Le cerveau est probablement l’organe le plus complexe du corps humain. C’est un immense réseau formé de près de 100 milliards de neurones interconnectés, distribués dans différentes aires cérébrales et classés en différents sous-types selon le neurotransmetteur qu’ils libèrent en réponse à une stimulation. Une mauvaise communication neuronale est à l’origine de troubles neuropsychiatriques comme la schizophrénie et l’autisme. Etudier comment l’information est transmise dans les réseaux de neurones est donc primordial pour mieux comprendre le fonctionnement du cerveau en conditions physiologiques et pathologiques.
Pour cela, il est essentiel de pouvoir contrôler spécifiquement les différents types cellulaires qui composent les réseaux de neurones. Ceci a été rendu possible il y a maintenant un peu plus de dix ans par le développement de l’optogénétique, véritable révolution technologique dans le domaine des neurosciences. Cette technique consiste à modifier génétiquement des neurones afin qu’ils deviennent sensibles à la lumière grâce à l’expression d’une protéine : l’opsine.
En 2002, Georg Nagel, Ernst Bamberg et Peter Hegemann identifient la channelrhodopsine, une protéine photosensible issue d’une algue verte appelée Chlamydomonas reinhardtii. Chez ce micro-organisme unicellulaire, la channelrhodopsine est nécessaire à la phototaxie, processus par lequel certains organismes se dirigent dans l’espace par rapport à la lumière présente dans l’environnement, par exemple pour favoriser la photosynthèse. En 2003, ces mêmes chercheurs découvrent et caractérisent la channelrhodopsine-2, qui est aujourd’hui la protéine la plus utilisée pour les approches d’optogénétique.
Comment une protéine issue du monde unicellulaire pourrait-elle être utile en neurosciences ?
D’un point de vue mécanistique, la channelrhodopsine-2 est un canal ionique activé par la lumière bleue. Son activation se traduit par l’ouverture du canal qui permet alors l’entrée dans la cellule d’ions positifs (Figure 1). En 2005, Edward Boyden, Feng Zhang et Karl Deisseroth, de l’université de Stanford en Californie, montrent qu’exposer des neurones exprimant la channelrhodopsine-2 à de la lumière bleue permet leur activation en déclenchant des potentiels d’action (message électrique des neurones).

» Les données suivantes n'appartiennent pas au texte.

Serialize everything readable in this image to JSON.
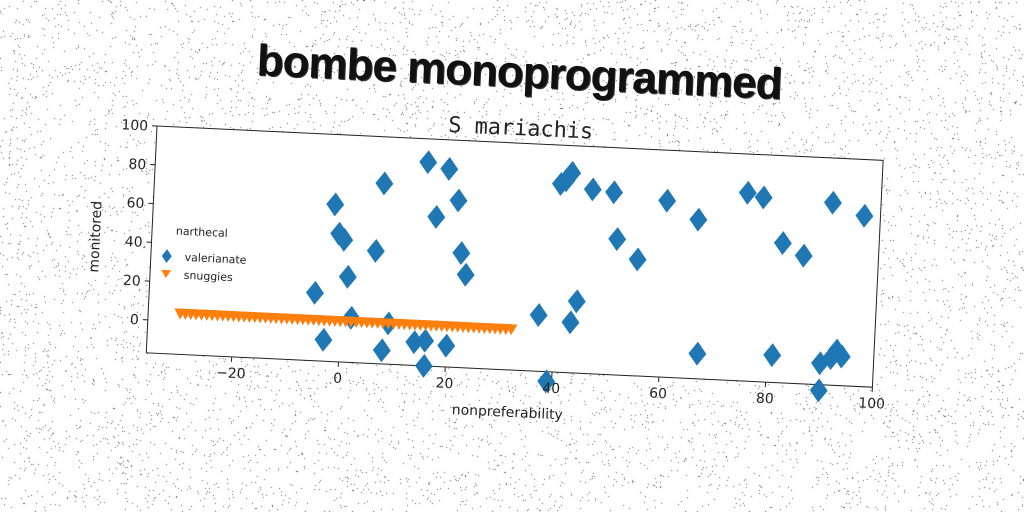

La puissance de cette approche est basée sur une précision spatiale mais aussi temporelle du contrôle des neurones. Précision spatiale puisqu’il est possible, par génie génétique, de cibler une population neuronale spécifique dans une région cérébrale bien définie de façon à ce que la channelrhodopsine ne soit produite que par les neurones que l’on souhaite activer (pour plus de détails, lire le billet « Des outils innovants pour étudier les circuits neuronaux »). De plus, des développements technologiques sont en cours afin de restreindre l’application de la lumière à une zone très localisée du cerveau. Précision temporelle, également, puisque l’activation des neurones est transitoire et n’a lieu que lorsque l’expérimentateur allume la lumière.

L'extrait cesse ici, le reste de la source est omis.